RAMADHAN kembali hadir di tengah-tengah kita. Kita menyambutnya dengan suka cita dan penuh kegembiraan. Tiga tahun yang silam (2020), kita merayakan Ramadhan dalam keadaan sunyi dan hening di rumah kita masing-masing. Alasannya, karena kekhawatiran pandemi covid-19.
Ramadhan tahun 2023 ini sungguh beda. Masjid-masjid kini kembali ramai. Tadarus alquran juga bergema dimana-mana. Jamaah tarawih menyesaki masjid. Wajah ceria anak-anak muslim juga terlihat dimana-mana. Sebuah anugerah yang perlu kita syukuri bersama.

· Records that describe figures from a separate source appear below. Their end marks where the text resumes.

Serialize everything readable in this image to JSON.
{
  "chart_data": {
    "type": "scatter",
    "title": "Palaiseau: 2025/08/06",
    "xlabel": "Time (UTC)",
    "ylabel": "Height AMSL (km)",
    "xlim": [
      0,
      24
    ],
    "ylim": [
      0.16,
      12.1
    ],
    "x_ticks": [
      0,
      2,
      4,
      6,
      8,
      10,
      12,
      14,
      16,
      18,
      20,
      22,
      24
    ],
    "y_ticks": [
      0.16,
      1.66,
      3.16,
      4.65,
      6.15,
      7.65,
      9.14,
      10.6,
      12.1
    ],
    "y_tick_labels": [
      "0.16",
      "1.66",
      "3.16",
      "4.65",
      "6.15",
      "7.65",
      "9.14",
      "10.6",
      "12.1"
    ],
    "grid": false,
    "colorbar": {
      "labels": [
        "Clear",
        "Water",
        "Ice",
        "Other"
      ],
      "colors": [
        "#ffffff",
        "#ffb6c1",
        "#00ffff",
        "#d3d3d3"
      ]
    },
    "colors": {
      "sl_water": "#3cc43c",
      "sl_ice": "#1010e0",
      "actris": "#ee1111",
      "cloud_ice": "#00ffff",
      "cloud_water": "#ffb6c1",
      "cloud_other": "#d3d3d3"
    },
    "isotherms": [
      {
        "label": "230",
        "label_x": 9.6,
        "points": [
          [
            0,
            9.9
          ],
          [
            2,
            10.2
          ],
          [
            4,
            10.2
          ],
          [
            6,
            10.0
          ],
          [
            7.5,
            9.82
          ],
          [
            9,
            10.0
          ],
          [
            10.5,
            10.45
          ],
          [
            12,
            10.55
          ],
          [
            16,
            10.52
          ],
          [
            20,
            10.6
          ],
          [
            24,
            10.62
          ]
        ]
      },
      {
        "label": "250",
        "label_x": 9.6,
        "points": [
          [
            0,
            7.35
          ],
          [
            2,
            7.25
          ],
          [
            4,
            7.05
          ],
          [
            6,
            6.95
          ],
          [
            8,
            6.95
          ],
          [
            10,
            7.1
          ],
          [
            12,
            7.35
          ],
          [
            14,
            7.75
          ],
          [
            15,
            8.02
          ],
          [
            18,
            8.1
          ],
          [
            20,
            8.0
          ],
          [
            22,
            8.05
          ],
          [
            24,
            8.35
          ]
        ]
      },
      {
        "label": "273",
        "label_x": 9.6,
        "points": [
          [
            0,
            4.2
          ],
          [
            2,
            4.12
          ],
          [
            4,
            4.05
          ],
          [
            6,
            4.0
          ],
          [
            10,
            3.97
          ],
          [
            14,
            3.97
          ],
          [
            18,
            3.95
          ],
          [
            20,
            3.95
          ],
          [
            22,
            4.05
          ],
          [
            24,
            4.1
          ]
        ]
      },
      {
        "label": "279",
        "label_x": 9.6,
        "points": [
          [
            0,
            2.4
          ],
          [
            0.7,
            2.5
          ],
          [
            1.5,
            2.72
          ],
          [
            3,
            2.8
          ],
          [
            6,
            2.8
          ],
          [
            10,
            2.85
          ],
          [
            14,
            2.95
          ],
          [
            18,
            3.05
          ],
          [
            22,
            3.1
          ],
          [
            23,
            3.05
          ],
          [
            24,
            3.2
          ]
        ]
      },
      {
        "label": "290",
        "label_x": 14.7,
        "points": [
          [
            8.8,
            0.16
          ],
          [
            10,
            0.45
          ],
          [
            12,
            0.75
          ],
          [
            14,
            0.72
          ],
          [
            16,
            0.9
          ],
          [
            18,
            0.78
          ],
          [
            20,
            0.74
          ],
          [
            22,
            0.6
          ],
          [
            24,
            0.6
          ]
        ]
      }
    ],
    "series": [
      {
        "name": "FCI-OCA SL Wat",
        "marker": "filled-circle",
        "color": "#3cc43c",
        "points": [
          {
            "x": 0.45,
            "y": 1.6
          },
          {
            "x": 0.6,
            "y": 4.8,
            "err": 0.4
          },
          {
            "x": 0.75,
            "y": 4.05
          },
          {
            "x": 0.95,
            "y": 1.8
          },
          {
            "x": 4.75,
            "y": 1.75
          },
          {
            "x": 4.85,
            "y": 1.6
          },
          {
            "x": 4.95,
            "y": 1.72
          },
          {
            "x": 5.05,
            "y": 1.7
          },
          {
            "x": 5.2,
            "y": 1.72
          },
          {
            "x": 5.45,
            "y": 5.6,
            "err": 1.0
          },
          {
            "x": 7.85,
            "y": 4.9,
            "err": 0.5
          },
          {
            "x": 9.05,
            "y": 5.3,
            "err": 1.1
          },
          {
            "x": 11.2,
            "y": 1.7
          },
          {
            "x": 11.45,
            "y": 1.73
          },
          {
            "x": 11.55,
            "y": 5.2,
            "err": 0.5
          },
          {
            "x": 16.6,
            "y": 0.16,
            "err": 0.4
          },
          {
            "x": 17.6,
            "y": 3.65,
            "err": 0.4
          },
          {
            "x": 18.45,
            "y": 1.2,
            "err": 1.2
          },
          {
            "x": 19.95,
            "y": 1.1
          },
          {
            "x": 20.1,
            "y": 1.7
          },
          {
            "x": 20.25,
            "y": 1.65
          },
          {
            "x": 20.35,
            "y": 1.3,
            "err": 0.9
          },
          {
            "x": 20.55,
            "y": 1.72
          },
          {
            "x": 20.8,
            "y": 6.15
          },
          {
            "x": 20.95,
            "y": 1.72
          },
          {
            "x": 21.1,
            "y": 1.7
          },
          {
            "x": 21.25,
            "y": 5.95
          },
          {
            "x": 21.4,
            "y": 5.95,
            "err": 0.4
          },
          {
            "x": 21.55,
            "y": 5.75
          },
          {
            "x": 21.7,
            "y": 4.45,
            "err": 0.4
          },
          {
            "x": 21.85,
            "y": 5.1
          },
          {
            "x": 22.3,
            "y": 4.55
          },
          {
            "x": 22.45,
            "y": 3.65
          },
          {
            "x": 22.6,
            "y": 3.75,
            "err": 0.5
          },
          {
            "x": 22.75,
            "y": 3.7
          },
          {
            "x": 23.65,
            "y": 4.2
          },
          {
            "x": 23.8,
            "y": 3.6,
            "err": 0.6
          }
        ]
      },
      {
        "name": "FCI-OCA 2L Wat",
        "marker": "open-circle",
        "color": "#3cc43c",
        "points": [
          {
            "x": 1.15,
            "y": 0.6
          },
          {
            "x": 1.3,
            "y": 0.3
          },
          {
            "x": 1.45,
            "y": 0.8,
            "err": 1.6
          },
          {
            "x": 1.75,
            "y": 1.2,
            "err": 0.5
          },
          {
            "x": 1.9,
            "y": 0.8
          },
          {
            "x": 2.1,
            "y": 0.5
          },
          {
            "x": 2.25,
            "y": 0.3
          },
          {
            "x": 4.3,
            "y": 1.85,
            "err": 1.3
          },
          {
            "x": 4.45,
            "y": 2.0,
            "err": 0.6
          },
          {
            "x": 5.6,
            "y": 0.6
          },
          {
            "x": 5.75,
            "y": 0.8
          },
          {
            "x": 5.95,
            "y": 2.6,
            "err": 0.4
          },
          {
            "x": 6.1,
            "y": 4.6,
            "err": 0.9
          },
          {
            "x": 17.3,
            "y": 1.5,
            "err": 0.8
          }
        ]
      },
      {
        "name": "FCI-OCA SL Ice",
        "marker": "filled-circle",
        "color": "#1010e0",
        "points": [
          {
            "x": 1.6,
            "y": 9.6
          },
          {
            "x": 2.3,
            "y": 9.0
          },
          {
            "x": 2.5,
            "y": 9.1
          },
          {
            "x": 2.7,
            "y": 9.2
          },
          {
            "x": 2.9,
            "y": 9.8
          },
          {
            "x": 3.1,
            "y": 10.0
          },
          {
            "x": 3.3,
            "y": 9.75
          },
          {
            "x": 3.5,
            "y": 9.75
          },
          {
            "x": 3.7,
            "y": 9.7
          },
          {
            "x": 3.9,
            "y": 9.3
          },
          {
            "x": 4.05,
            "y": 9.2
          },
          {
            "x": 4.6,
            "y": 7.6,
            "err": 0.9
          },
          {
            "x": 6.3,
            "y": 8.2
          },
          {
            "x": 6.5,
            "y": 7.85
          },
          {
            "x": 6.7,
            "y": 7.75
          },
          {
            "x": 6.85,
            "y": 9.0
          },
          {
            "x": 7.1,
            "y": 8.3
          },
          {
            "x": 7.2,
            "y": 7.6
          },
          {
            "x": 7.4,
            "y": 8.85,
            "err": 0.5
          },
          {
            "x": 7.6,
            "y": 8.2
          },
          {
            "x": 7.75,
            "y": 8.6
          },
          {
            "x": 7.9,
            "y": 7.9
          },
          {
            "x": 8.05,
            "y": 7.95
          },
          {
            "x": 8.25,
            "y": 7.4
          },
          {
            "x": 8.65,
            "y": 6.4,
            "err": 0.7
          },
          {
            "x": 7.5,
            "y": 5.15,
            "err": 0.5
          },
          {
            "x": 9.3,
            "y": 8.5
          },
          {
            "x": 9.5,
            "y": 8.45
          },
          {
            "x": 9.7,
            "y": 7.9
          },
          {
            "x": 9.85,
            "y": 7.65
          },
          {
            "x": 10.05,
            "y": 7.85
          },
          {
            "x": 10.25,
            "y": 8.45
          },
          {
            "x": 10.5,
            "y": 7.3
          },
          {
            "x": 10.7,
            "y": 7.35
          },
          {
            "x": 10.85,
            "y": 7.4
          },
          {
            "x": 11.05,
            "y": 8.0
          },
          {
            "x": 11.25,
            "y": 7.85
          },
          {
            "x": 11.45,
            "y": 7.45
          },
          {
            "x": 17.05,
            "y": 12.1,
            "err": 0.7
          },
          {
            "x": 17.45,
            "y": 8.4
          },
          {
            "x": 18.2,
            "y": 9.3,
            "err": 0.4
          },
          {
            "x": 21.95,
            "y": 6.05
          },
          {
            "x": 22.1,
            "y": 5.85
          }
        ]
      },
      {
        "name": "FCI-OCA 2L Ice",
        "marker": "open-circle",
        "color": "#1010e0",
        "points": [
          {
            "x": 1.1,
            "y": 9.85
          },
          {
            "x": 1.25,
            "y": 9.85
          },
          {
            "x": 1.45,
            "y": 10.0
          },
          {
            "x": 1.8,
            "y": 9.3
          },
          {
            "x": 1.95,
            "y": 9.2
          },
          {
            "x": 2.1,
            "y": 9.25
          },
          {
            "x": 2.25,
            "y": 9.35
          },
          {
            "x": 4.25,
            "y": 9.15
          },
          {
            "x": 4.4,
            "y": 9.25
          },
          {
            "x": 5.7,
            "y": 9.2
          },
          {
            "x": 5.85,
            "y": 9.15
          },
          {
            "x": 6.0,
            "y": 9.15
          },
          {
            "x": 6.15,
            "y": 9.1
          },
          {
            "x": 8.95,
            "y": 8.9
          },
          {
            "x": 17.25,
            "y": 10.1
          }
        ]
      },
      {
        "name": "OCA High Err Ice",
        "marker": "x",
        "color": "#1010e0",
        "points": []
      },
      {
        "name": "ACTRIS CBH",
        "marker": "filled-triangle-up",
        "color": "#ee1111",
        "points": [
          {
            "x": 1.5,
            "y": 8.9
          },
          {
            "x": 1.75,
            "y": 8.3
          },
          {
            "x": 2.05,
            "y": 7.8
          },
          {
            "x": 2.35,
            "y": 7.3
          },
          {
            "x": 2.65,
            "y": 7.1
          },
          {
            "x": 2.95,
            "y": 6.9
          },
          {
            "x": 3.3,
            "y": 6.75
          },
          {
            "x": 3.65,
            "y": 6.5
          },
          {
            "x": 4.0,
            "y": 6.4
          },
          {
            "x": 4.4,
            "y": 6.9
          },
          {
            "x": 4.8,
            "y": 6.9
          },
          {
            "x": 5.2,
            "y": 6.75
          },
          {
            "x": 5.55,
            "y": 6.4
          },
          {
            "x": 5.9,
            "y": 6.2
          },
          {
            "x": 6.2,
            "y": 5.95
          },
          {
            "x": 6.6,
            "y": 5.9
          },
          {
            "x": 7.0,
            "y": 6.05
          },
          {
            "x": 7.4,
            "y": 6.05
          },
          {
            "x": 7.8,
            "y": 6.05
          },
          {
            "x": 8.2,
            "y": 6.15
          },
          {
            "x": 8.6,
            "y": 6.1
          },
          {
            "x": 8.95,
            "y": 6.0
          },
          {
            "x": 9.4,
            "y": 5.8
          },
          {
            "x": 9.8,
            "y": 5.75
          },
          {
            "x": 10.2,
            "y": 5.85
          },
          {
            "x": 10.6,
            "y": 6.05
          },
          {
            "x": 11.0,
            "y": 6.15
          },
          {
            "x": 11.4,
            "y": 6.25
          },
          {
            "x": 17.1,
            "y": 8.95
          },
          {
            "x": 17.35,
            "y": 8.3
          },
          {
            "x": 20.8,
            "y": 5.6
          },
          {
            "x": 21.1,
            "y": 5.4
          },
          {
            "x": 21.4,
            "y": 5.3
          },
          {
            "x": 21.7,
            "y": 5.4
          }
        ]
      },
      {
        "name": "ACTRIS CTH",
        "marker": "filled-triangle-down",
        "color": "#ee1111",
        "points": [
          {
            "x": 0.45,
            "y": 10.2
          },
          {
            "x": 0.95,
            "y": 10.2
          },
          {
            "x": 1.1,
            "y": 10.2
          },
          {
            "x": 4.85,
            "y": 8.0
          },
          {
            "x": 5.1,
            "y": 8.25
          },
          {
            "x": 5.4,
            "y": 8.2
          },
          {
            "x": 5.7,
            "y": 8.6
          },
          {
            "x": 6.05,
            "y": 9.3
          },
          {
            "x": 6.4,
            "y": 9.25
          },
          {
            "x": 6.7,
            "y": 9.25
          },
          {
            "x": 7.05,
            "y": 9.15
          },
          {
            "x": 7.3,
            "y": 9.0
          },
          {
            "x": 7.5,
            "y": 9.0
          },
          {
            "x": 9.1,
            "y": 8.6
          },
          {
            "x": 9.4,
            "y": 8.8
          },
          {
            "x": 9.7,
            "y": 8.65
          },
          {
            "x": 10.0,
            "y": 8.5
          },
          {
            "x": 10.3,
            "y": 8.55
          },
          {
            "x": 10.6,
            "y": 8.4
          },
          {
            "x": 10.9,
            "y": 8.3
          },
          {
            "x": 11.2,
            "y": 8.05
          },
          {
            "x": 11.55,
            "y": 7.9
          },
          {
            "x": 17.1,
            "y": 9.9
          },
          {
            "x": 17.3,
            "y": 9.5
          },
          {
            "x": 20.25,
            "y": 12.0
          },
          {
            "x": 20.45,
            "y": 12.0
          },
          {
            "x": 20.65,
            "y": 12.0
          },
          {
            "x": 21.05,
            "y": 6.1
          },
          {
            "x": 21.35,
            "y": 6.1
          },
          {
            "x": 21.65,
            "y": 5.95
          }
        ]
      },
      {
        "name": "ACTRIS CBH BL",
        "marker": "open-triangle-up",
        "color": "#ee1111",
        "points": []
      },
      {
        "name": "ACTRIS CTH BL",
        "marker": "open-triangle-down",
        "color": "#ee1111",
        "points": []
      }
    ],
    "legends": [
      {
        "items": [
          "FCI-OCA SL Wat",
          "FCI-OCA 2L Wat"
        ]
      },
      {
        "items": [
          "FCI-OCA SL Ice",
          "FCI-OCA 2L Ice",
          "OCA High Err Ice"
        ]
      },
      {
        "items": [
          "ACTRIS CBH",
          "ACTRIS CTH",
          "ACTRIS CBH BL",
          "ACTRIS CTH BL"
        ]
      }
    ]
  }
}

Sayangnya, oleh banyak orang, Ramadhan hanya dibuat ibadah tahunan yang rutin dan biasa-biasa saja. Ghalibnya, yang mengemuka adalah kesan formalitas dan rutinitas Ramadhan. Saya lebih senang menyebut fenomena perilaku muslim ini –meski terlihat lebih ekstrem--sebagai ‘teater Ramadhan’. Pura-pura saleh di bulan Ramadhan, namun setelah itu, kembali pada lembah kemaksiatan duniawi. Inilah yang disebut teater Ramadhan.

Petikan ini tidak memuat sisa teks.